Masresha explained that the severe drought that has plagued Borena and the surrounding Somalia region for the past three years, which is due to the absence of rain during the course of the previous six rainy seasons, has caused a significant loss of resources.

As a result, he says, it amounts to a loss of nearly three billion birr in a little over a year and a half.

“One of the major problems we emphasized is that 43 percent of the residents of Borena have lost all of their cattle and are now starting from scratch,” he said. Masresha believes that the policy trajectory of pastoralism needs to be considered when working on such endeavors.

“There are many promising new initiatives to explore.”

Masresha suggests establishing livestock insurance and boosting the population of drought-resistant cattle by cross-breeding them with indigenous cattle as ways to lessen the impact of livestock losses in Ethiopia caused by droughts and other natural disasters. One alternative is to bring in forage that can grow successfully in arid conditions or that requires very little water. Aside from that, there is still a great deal of ground to cover in terms of policies.

Another problem is that pastoralists’ increased vulnerability to drought is exacerbated by the Intergovernmental Authority on Development’s (IGAD) efforts to halt their movement from one area to another. Even though, unregulated grazing and the migration of pastoralists necessitated the prohibition, farmers and their animals can escape a drought-stricken area and move to a new location with access to food and water by permitting pastoralists to shift in a regulated and disciplined manner.

As part of its policy efforts to combat drought, IGAD is currently seeking to legalize the restricted cross-border movement of pastoralists in the Horn of Africa and allow for the inter- and intra-mobility of pastoralists.

The limited distribution and availability of information, according to Masresha, is a problem among pastoralists. “A lot of pastoralists don’t have access to technology or phones, so it is difficult for them to receive early warnings about upcoming droughts and climate change issues.”

He believes that there should be a modern policy that ensures pastoralists receive information about the availability of rain and which way they should go to avoid drought and save their cattle.

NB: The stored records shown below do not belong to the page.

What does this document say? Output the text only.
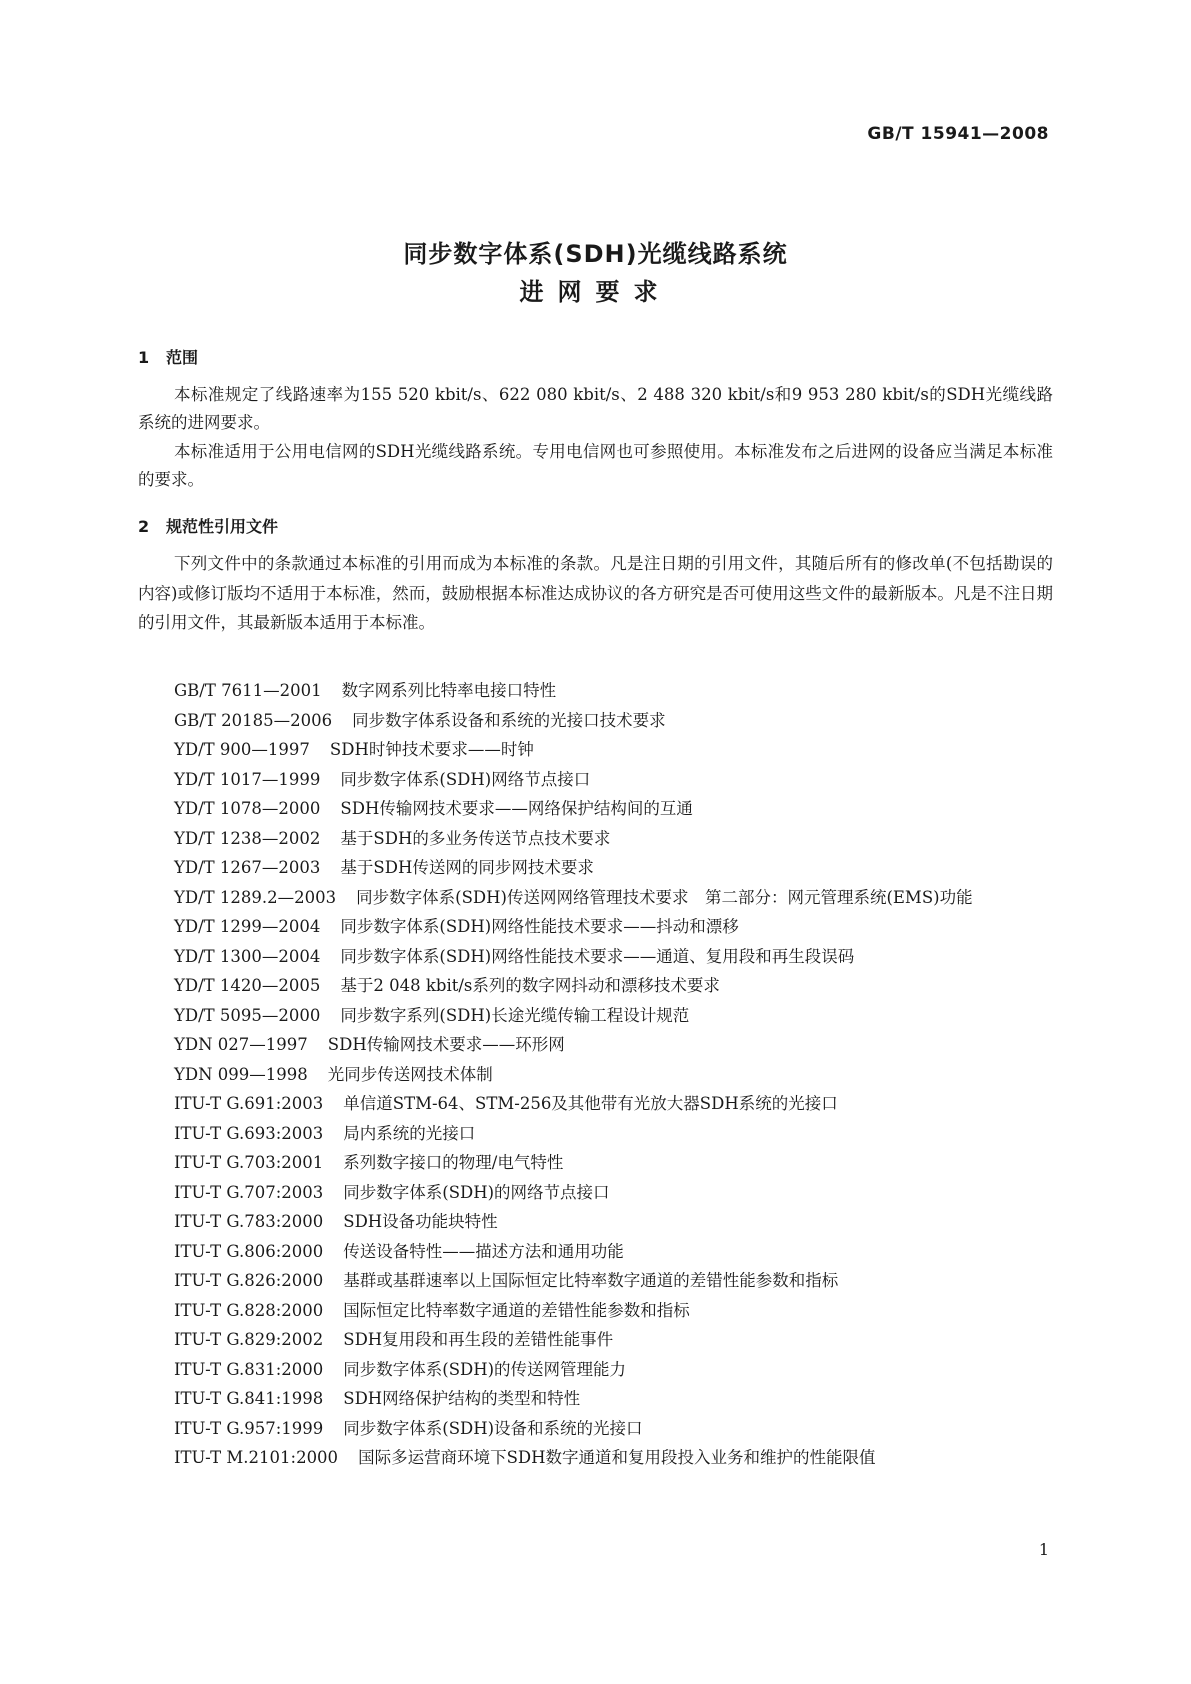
GB/T 15941—2008
同步数字体系(SDH)光缆线路系统
进网要求
1 范围

本标准规定了线路速率为155 520 kbit/s、622 080 kbit/s、2 488 320 kbit/s和9 953 280 kbit/s的SDH光缆线路系统的进网要求。

本标准适用于公用电信网的SDH光缆线路系统。专用电信网也可参照使用。本标准发布之后进网的设备应当满足本标准的要求。

2 规范性引用文件

下列文件中的条款通过本标准的引用而成为本标准的条款。凡是注日期的引用文件，其随后所有的修改单(不包括勘误的内容)或修订版均不适用于本标准，然而，鼓励根据本标准达成协议的各方研究是否可使用这些文件的最新版本。凡是不注日期的引用文件，其最新版本适用于本标准。

GB/T 7611—2001 数字网系列比特率电接口特性
GB/T 20185—2006 同步数字体系设备和系统的光接口技术要求
YD/T 900—1997 SDH时钟技术要求——时钟
YD/T 1017—1999 同步数字体系(SDH)网络节点接口
YD/T 1078—2000 SDH传输网技术要求——网络保护结构间的互通
YD/T 1238—2002 基于SDH的多业务传送节点技术要求
YD/T 1267—2003 基于SDH传送网的同步网技术要求
YD/T 1289.2—2003 同步数字体系(SDH)传送网网络管理技术要求　第二部分：网元管理系统(EMS)功能
YD/T 1299—2004 同步数字体系(SDH)网络性能技术要求——抖动和漂移
YD/T 1300—2004 同步数字体系(SDH)网络性能技术要求——通道、复用段和再生段误码
YD/T 1420—2005 基于2 048 kbit/s系列的数字网抖动和漂移技术要求
YD/T 5095—2000 同步数字系列(SDH)长途光缆传输工程设计规范
YDN 027—1997 SDH传输网技术要求——环形网
YDN 099—1998 光同步传送网技术体制
ITU-T G.691:2003 单信道STM-64、STM-256及其他带有光放大器SDH系统的光接口
ITU-T G.693:2003 局内系统的光接口
ITU-T G.703:2001 系列数字接口的物理/电气特性
ITU-T G.707:2003 同步数字体系(SDH)的网络节点接口
ITU-T G.783:2000 SDH设备功能块特性
ITU-T G.806:2000 传送设备特性——描述方法和通用功能
ITU-T G.826:2000 基群或基群速率以上国际恒定比特率数字通道的差错性能参数和指标
ITU-T G.828:2000 国际恒定比特率数字通道的差错性能参数和指标
ITU-T G.829:2002 SDH复用段和再生段的差错性能事件
ITU-T G.831:2000 同步数字体系(SDH)的传送网管理能力
ITU-T G.841:1998 SDH网络保护结构的类型和特性
ITU-T G.957:1999 同步数字体系(SDH)设备和系统的光接口
ITU-T M.2101:2000 国际多运营商环境下SDH数字通道和复用段投入业务和维护的性能限值
1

That, according to him, should be considered part of the solution.

The current drought has had a significant impact on pastoralists’ ability to make a living, says Yohannes Girma, advisor to the minister of agriculture. Moving forward, Yohannes said the focus should be on bolstering pastoralists’ livestock production for the market, increasing water availability, developing fodder, and strengthening resilience against a possible future drought.

He explained why it’s important to foster conditions that allow pastoralists to keep their cattle safe from drought so that they may raise and sell enough of them to maintain their way of life even when drought strikes. He agrees that the response to the projected absence of rain was on a lesser scale than it should have been.

“There were responses, but they weren’t as strong as they should be. There is a definite need to strengthen the gaps there are when it comes to early action, which we are working on.”